The latest version of ICQ includes some very interesting new features, including file sharing. That's right. And the three main built in folders are led by one marked specifically for music. This is confusing to the public, because the public knows that AOL has sued Aimster for using a name similar to AOL, and for...file sharing.

How is it that AOL Time Warner, a company that has much to lose in its music divisions and record labels, could possibly give users the ability to disseminate copies of their music? It's actually all pretty simple, and one of the differences between Aimster and AOL/ICQ: scale.

Unlike Napster, or Aimster, or any of the Napster successors that are operating with impunity throughout the world, ICQ doesn't allow you to share with anyone that comes along.
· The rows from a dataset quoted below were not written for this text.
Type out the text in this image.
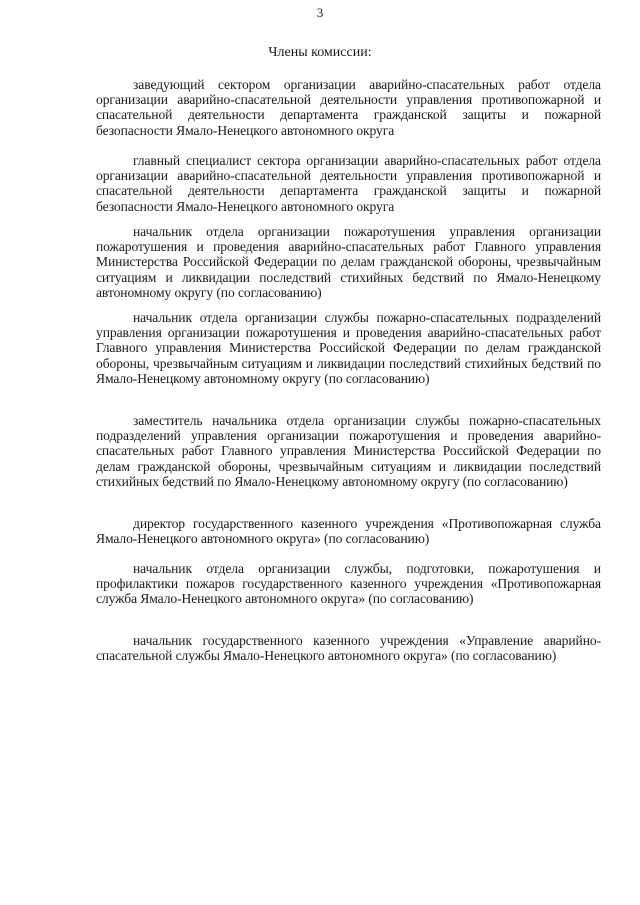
3
Члены комиссии:

заведующий сектором организации аварийно-спасательных работ отдела организации аварийно-спасательной деятельности управления противопожарной и спасательной деятельности департамента гражданской защиты и пожарной безопасности Ямало-Ненецкого автономного округа

главный специалист сектора организации аварийно-спасательных работ отдела организации аварийно-спасательной деятельности управления противопожарной и спасательной деятельности департамента гражданской защиты и пожарной безопасности Ямало-Ненецкого автономного округа

начальник отдела организации пожаротушения управления организации пожаротушения и проведения аварийно-спасательных работ Главного управления Министерства Российской Федерации по делам гражданской обороны, чрезвычайным ситуациям и ликвидации последствий стихийных бедствий по Ямало-Ненецкому автономному округу (по согласованию)

начальник отдела организации службы пожарно-спасательных подразделений управления организации пожаротушения и проведения аварийно-спасательных работ Главного управления Министерства Российской Федерации по делам гражданской обороны, чрезвычайным ситуациям и ликвидации последствий стихийных бедствий по Ямало-Ненецкому автономному округу (по согласованию)

заместитель начальника отдела организации службы пожарно-спасательных подразделений управления организации пожаротушения и проведения аварийно-спасательных работ Главного управления Министерства Российской Федерации по делам гражданской обороны, чрезвычайным ситуациям и ликвидации последствий стихийных бедствий по Ямало-Ненецкому автономному округу (по согласованию)

директор государственного казенного учреждения «Противопожарная служба Ямало-Ненецкого автономного округа» (по согласованию)

начальник отдела организации службы, подготовки, пожаротушения и профилактики пожаров государственного казенного учреждения «Противопожарная служба Ямало-Ненецкого автономного округа» (по согласованию)

начальник государственного казенного учреждения «Управление аварийно-спасательной службы Ямало-Ненецкого автономного округа» (по согласованию)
It's actually much more civilized, and exactly in line with comments by Hilary Rosen about real time, one-to-one sharing of your favorite music. In fact, you can't just grab MP3 files from people you don't know on ICQ - you have to be on their Buddy List, and you have to have permission to check out their music folder.

It's still not the same as making A tape for A friend of A song, but at least it's not wholesale piracy, and that is what is lost on most people who scratch their heads over the duality of AOL's approach.

The other instant messaging services, most notably Yahoo! and MSN, have yet to add this feature to their software. MSN Messenger's XP version adds some other nifty features you might want to look at for your on-air talent to play with: you can now make cell (as well as land line) calls with MSN Messenger across the Net - there may be a contest in there waiting to happen. But adding file sharing in the way ICQ has is the boldest change to happen to what has become the next killer app to the Net - instant messaging.

And AOL is perfectly positioned to take advantage of it. Are your talent on ICQ or AIM?